Resolution: Map every message type to a specific Telegram topic ID. Use the hub group (-1003813588016) with topic routing. Create a topic-routing lookup table and enforce it in all Telegram send functions. Never send to General what belongs in a domain topic.
19
Forward-Only Corrections
Human Partnership High
When an error is found in a delivered document or email, the correction applies going forward only. Do not resend corrected versions of already-delivered communications. The human partner explicitly stated that re-sending causes more confusion than the original error. Fix the template, not the past.
Resolution: On correction: (1) update the template/tool that produced the error, (2) note the fix in the memory system, (3) confirm the fix applies to future output. Never resend unless the human partner explicitly requests it. "Fix for future" is the default stance.
20
Non-Technical by Choice
Human Partnership High
The human partner is non-technical by choice, not by limitation. He understands technology deeply but chooses to operate at the strategic level. Exposing implementation details (API errors, code snippets, infrastructure jargon) wastes his time and breaks the partnership model. Present solutions, not problems.

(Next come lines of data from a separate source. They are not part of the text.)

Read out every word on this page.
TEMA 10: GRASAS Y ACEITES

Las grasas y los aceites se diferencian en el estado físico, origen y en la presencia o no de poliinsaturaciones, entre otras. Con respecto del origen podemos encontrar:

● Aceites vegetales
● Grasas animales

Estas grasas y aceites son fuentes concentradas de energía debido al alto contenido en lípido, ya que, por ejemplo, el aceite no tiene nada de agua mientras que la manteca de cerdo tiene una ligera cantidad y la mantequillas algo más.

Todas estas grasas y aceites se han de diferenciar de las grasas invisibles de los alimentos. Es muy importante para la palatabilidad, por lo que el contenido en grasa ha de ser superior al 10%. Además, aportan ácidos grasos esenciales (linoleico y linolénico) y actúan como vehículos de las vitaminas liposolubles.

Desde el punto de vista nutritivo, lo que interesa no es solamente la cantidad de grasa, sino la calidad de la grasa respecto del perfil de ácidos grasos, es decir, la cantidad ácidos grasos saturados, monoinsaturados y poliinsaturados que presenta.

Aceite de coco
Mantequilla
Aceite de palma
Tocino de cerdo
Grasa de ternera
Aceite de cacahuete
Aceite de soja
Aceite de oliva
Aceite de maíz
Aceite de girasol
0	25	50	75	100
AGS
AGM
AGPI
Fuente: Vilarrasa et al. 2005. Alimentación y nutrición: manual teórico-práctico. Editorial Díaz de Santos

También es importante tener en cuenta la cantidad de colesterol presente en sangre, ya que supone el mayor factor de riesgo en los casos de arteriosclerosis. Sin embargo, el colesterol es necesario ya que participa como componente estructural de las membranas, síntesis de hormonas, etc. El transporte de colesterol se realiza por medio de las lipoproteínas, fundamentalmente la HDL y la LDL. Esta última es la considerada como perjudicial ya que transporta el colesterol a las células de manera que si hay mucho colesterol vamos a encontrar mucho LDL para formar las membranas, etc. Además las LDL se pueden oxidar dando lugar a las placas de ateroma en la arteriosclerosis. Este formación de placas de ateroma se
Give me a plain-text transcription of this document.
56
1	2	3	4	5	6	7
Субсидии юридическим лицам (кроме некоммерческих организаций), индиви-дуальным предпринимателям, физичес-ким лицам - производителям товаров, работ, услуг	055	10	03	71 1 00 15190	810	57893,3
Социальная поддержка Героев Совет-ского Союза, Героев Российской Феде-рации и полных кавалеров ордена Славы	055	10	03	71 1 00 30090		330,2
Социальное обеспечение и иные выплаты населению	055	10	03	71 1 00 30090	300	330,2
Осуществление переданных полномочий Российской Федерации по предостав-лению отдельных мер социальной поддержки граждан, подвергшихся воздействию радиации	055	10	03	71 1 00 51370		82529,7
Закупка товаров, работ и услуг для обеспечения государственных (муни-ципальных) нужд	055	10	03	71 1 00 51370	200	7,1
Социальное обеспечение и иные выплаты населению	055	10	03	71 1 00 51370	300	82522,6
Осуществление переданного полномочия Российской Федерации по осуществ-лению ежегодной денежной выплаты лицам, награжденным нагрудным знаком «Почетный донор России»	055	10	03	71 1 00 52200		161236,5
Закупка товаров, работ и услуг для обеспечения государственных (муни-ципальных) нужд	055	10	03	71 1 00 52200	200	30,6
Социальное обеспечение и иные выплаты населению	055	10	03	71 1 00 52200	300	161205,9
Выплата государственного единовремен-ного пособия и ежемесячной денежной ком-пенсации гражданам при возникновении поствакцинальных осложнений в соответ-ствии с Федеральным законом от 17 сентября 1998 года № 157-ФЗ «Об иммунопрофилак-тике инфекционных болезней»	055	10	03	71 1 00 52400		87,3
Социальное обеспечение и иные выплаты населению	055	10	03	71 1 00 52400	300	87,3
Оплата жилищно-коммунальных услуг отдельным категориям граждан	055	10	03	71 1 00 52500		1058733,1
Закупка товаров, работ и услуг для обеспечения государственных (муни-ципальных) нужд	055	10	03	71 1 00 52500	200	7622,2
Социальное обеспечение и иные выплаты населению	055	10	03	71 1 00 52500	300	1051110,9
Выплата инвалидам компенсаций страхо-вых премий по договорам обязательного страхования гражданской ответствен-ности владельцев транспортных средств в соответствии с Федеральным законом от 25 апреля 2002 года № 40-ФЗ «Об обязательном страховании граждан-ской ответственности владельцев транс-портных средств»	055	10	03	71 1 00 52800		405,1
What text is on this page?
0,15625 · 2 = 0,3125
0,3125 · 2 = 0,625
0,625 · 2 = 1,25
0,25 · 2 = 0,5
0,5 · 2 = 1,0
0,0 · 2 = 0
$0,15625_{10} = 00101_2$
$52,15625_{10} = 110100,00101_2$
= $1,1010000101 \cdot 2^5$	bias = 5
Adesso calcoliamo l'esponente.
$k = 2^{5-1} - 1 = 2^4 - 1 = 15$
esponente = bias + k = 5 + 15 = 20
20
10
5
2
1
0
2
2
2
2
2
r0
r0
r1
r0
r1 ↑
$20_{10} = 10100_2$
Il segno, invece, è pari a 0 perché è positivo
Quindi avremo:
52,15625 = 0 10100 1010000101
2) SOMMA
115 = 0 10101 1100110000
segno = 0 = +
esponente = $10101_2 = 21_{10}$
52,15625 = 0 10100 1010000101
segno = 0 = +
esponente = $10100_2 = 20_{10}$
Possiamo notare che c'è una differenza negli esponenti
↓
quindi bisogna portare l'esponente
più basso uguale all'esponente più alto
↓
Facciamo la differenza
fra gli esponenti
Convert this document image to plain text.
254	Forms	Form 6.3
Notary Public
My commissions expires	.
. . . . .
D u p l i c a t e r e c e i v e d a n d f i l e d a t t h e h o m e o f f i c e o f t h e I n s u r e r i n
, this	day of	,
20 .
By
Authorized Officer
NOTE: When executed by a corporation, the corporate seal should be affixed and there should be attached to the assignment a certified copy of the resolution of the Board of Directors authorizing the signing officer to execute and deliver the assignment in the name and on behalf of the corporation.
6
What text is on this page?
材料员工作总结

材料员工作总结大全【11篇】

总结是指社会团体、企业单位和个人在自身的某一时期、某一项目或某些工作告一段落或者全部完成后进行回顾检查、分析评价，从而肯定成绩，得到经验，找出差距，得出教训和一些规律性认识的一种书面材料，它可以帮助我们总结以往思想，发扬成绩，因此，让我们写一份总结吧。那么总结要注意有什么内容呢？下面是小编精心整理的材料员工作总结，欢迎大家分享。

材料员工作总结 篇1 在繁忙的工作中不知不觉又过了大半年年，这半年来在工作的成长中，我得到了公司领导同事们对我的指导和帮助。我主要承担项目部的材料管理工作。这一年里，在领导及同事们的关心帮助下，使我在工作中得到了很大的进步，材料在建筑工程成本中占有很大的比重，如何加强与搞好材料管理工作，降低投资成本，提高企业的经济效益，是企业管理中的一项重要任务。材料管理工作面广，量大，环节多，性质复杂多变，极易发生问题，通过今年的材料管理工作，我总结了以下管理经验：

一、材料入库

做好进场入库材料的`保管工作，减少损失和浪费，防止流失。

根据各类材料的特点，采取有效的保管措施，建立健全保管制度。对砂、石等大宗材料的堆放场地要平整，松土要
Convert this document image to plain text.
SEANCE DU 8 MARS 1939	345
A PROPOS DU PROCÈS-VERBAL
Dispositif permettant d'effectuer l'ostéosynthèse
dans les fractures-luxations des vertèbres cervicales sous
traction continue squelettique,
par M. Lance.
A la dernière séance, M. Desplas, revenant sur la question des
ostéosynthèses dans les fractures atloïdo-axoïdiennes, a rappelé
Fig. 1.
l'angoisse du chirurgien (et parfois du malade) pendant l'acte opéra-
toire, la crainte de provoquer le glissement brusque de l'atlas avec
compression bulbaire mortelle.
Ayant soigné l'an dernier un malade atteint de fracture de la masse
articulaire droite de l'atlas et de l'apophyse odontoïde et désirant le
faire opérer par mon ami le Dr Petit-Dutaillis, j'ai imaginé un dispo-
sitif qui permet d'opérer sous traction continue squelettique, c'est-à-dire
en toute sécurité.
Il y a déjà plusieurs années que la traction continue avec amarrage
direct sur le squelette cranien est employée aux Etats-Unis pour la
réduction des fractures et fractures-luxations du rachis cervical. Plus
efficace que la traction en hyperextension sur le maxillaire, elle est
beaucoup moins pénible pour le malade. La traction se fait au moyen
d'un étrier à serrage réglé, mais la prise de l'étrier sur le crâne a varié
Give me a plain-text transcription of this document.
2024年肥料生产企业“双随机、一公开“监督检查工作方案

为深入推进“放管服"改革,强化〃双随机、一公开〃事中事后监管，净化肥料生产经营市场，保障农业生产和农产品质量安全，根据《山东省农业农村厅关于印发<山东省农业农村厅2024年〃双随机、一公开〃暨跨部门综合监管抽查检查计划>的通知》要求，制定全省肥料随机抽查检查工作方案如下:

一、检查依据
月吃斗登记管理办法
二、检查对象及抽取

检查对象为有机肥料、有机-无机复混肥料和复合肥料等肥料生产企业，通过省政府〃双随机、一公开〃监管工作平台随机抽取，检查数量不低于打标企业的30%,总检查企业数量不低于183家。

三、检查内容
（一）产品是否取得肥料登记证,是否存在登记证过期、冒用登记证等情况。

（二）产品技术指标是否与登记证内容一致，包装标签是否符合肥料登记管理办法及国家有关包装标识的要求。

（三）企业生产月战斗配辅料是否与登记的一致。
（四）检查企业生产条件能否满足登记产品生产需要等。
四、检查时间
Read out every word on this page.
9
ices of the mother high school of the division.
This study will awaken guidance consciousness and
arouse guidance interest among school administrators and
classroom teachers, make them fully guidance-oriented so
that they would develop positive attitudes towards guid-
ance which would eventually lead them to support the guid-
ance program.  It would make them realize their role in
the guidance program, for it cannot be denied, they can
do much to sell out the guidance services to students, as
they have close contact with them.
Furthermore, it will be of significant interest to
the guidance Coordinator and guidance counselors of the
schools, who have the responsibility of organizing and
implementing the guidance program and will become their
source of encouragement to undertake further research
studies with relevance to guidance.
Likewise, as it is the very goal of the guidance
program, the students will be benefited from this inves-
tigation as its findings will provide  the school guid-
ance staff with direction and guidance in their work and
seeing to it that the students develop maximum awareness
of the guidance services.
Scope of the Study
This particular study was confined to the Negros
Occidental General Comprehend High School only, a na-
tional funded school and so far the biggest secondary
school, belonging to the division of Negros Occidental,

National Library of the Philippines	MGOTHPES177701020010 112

Resolution: Frame every communication in terms of business outcomes. Instead of "the Gmail API returned a 403 on modify scope," say "email reading is now working through a different method." Handle technical problems silently. Surface only decisions that require human judgment, framed as options with recommendations.

BrokerOS: The Delivery Vehicle

Every lesson above feeds into BrokerOS, the white-label system that lets any brokerage deploy AI-powered operations. TPJG is the reference implementation. Each lesson becomes a guardrail, a default, or a best practice baked into the platform so that sibling civilizations and future deployments don't have to learn these the hard way.